Allen Unkenrufen zum trotz, gelang das Projekt, die Grundstücke wurden der Stadt aus den Händen gerissen. Nicht zuletzt das Argument. „Bach“ hatte gezogen. Zitat aus dem damaligen Werbetext: „Eine besondere Qualität erhält das Wohngebiet durch die Lage inmitten eines Grüngürtels, der langfristig erhalten werden soll, sowie die kleinen und großräumigen Naherholungsbereiche im direkten Umfeld. Südlich des Baugebietes verläuft in einem Grünzug der Dorneburger Mühlenbach.“

Marko Siekmann zeigt auf Rigolen an der Hattinger Straße. Sie sollen nicht nur die Kanäle entlasten, sondern auch Wasser versickern lassen, das dann den Bächen helfen kann.
Marko Siekmann zeigt auf Rigolen an der Hattinger Straße. Sie sollen nicht nur die Kanäle entlasten, sondern auch Wasser versickern lassen, das dann den Bächen helfen kann. © FUNKE Foto Services | Klaus Pollkläsener

Marko Siekmann ist Abteilungsleiter im Bochumer Tiefbauamt. Er hat sich mittlerweile einen Namen gemacht als vehementer Verfechter des Schwammstadtprinzipes. „Ja, es stimmt. In den trockenen Monaten kann passieren, dass der Grundwasserspiegel bis zu zwei Meter tiefer liegt als die Bachsohlen.“ In durch den Bergbau hervorgerufenen Senkungsgebieten drücke nach Starkregen-Ereignissen das Wasser aber trotzdem direkt an die Oberfläche.

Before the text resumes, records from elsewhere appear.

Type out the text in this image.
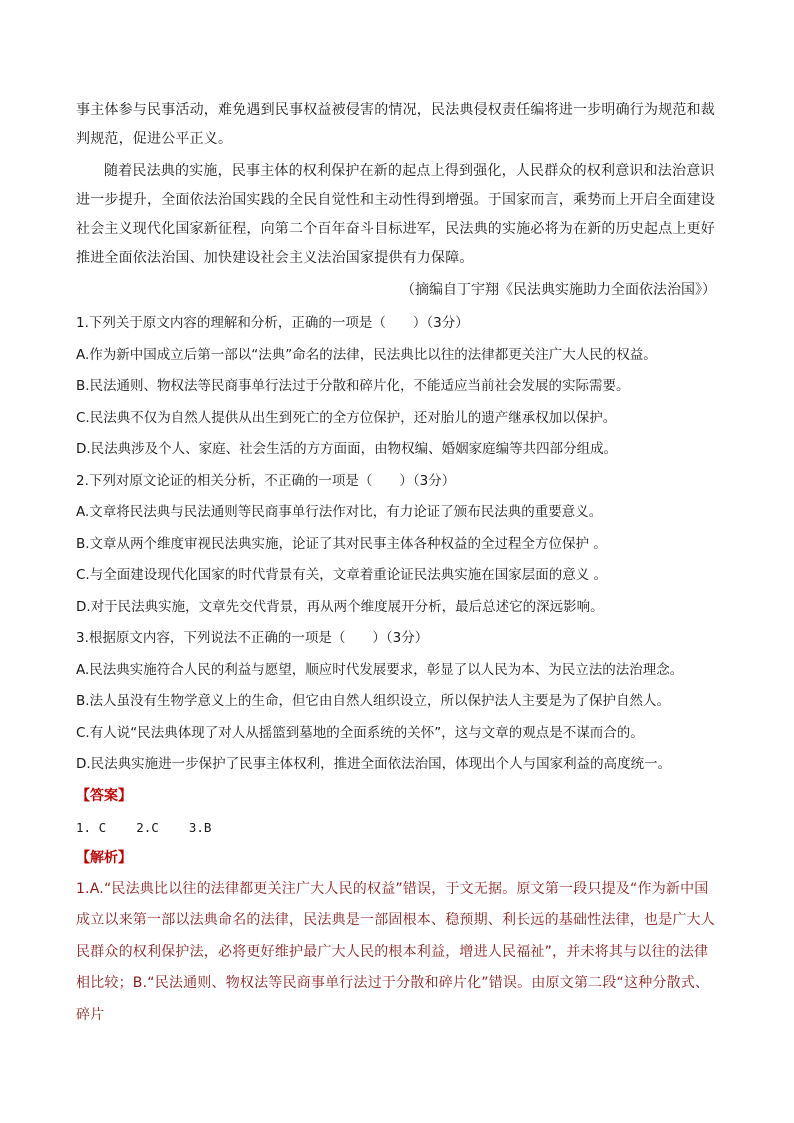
事主体参与民事活动，难免遇到民事权益被侵害的情况，民法典侵权责任编将进一步明确行为规范和裁判规范，促进公平正义。

随着民法典的实施，民事主体的权利保护在新的起点上得到强化，人民群众的权利意识和法治意识进一步提升，全面依法治国实践的全民自觉性和主动性得到增强。于国家而言，乘势而上开启全面建设社会主义现代化国家新征程，向第二个百年奋斗目标进军，民法典的实施必将为在新的历史起点上更好推进全面依法治国、加快建设社会主义法治国家提供有力保障。

（摘编自丁宇翔《民法典实施助力全面依法治国》）

1.下列关于原文内容的理解和分析，正确的一项是（　　）（3分）

A.作为新中国成立后第一部以“法典”命名的法律，民法典比以往的法律都更关注广大人民的权益。

B.民法通则、物权法等民商事单行法过于分散和碎片化，不能适应当前社会发展的实际需要。

C.民法典不仅为自然人提供从出生到死亡的全方位保护，还对胎儿的遗产继承权加以保护。

D.民法典涉及个人、家庭、社会生活的方方面面，由物权编、婚姻家庭编等共四部分组成。

2.下列对原文论证的相关分析，不正确的一项是（　　）（3分）

A.文章将民法典与民法通则等民商事单行法作对比，有力论证了颁布民法典的重要意义。

B.文章从两个维度审视民法典实施，论证了其对民事主体各种权益的全过程全方位保护 。

C.与全面建设现代化国家的时代背景有关，文章着重论证民法典实施在国家层面的意义 。

D.对于民法典实施，文章先交代背景，再从两个维度展开分析，最后总述它的深远影响。

3.根据原文内容，下列说法不正确的一项是（　　）（3分）

A.民法典实施符合人民的利益与愿望，顺应时代发展要求，彰显了以人民为本、为民立法的法治理念。

B.法人虽没有生物学意义上的生命，但它由自然人组织设立，所以保护法人主要是为了保护自然人。

C.有人说“民法典体现了对人从摇篮到墓地的全面系统的关怀”，这与文章的观点是不谋而合的。

D.民法典实施进一步保护了民事主体权利，推进全面依法治国，体现出个人与国家利益的高度统一。

【答案】

1. C    2.C    3.B

【解析】

1.A.“民法典比以往的法律都更关注广大人民的权益”错误，于文无据。原文第一段只提及“作为新中国成立以来第一部以法典命名的法律，民法典是一部固根本、稳预期、利长远的基础性法律，也是广大人民群众的权利保护法，必将更好维护最广大人民的根本利益，增进人民福祉”，并未将其与以往的法律相比较；B.“民法通则、物权法等民商事单行法过于分散和碎片化”错误。由原文第二段“这种分散式、碎片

Der Wasserbau-Fachmann geht davon aus, das wir uns mehr und mehr auf „wechselfeuchte Situationen“ in unseren Städten einstellen müssen. Zwar könne auch die ausgeklügeltste Schwammstadttechnik ausbleibenden Regenmengen nicht komplette kompensieren, es helfe jedoch: „Ziel ist es ja, dass es uns gelingt, dass das Wasser nicht nur langsamer in die Kanäle abgegeben wird, sondern damit auch kleinere Wasserläufe gespeist werden.“

Stadt denkt über besondere Maßnahmen nach

Auf die veränderte Situation müssen die Städte reagieren. Siekmann nennt als Beispiel den Bockholt-Teich in Harpen. Eigentlich speist der Kirchharpener Bach den Teich. Doch die extremen Dürremonate der vergangenen Jahre haben ihn nahezu komplett austrocknen lassen. Wo eigentlich zwischen acht bis zehn Liter Wasser pro Sekunde benötigt werden, um den Teich am Leben zu erhalten, kamen zuletzt mal magere zwei Liter an.

Darauf hat die Stadt Bochum reagiert, sie favorisiert dort ein Feuchtbiotop, da selbst die beste Entschlammung des Teiches nicht das fehlende Wasser ersetzen könne. Nach einem Ortstermin soll noch mal nachgedacht werden, ob es nicht eine andere Lösung für das als Naherholungsgebiet genutzte Umfeld gibt.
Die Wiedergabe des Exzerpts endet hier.